Job Requirements of an HVAC Service Manager
Many aspiring HVAC service managers start by earning a HVAC technology degree or certificate through a community college or technical school, which can take anywhere between six months and two years to complete. While there are a variety of schools and programs available for prospective HVAC service managers, students may want to consider earning a degree or certificate from a program recognized by one of three major accrediting agencies, including the Partnership for Air-Conditioning, Heating, and Refrigeration Accreditation, the National Center for Construction Education and Research or HVAC Excellence. Core course requirements for general HVAC programs include:
- Heat pump technology
- HVAC electrical systems
- Refrigeration systems maintenance
- Heating technology
Licensing Requirements and Certification Options
Some states require HVAC workers to be licensed; though specific licensing requirements vary by state. Typically, HVAC specialists must pass an exam and either complete an apprenticeship or have two to five years of experience.
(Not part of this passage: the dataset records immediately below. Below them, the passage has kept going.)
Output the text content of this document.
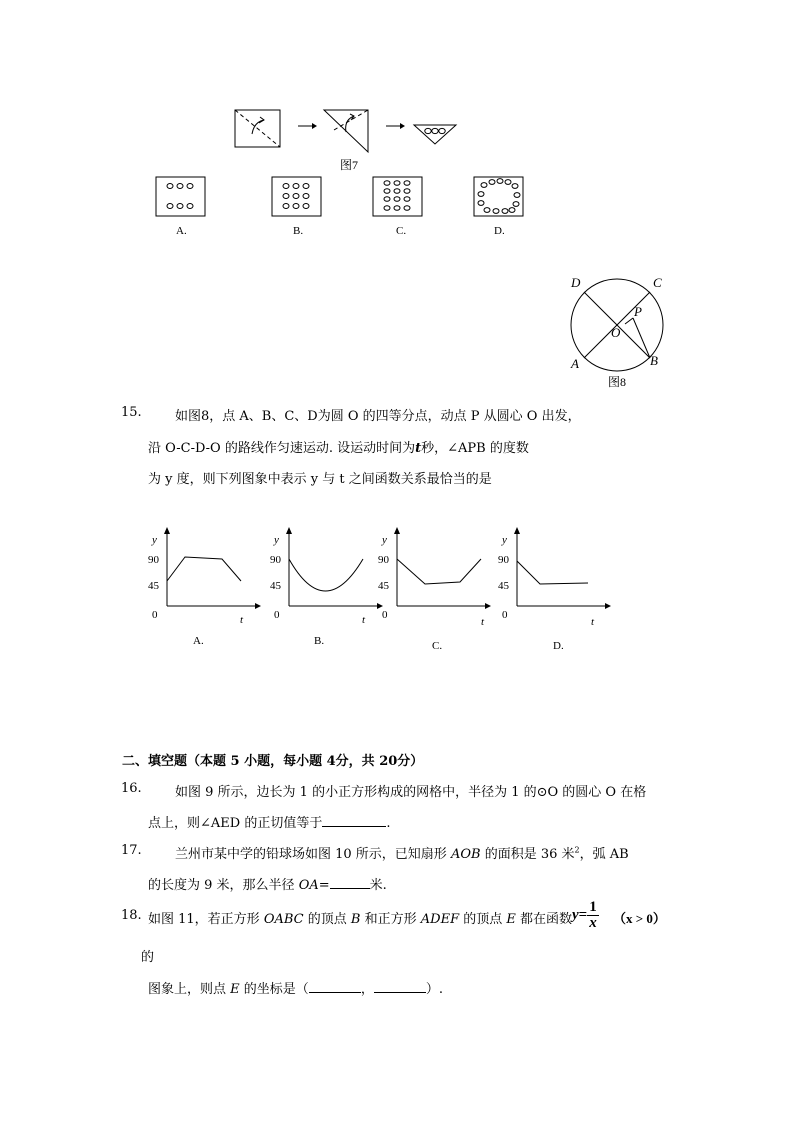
图7
A.	B.	C.	D.
D	C
A	B
O
P
图8
15.	如图8，点 A、B、C、D为圆 O 的四等分点，动点 P 从圆心 O 出发，
沿 O-C-D-O 的路线作匀速运动. 设运动时间为t秒，∠APB 的度数
为 y 度，则下列图象中表示 y 与 t 之间函数关系最恰当的是
y
90
45
0	t
A.
y
90
45
0	t
B.
y
90
45
0
t
C.
y
90
45
0
t
D.
二、填空题（本题 5 小题，每小题 4分，共 20分）
16.	如图 9 所示，边长为 1 的小正方形构成的网格中，半径为 1 的⊙O 的圆心 O 在格
点上，则∠AED 的正切值等于	.
17.	兰州市某中学的铅球场如图 10 所示，已知扇形 AOB 的面积是 36 米$^2$，弧 AB
的长度为 9 米，那么半径 OA=	米.
18. 如图 11，若正方形 OABC 的顶点 B 和正方形 ADEF 的顶点 E 都在函数 $y= \frac{1}{x} (x > 0)$
的
图象上，则点 E 的坐标是（	，	）.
There are also specialized certifications required for technicians who handle and purchase refrigerants, which include Type I certification for small appliances, Type II certification for high pressure refrigerants, and Type III certification for refrigerants with low pressure. There are various other entry-level and advanced certifications that are offered by organizations, like the National Occupational Competency Testing Institute, that generally require professionals to gain a certain amount of experience and pass an exam.
Salary Info and Job Outlook
According to the U.S. Bureau of Labor Statistics, the employment of all heating, air conditioning, and refrigeration mechanics and installers is projected to increase much faster than the average through 2028. In May 2018, the BLS reported that professionals in the 90th percentile or higher earned $76,230 or more per year, whereas the bottom 10th percentile earned $29,460 or less per year.
Employment opportunities in the field are expected to increase, which means the job prospects for those planning to enter this field are good. HVAC mechanics and installers typically need a certificate or degree and their state may require that they be licensed.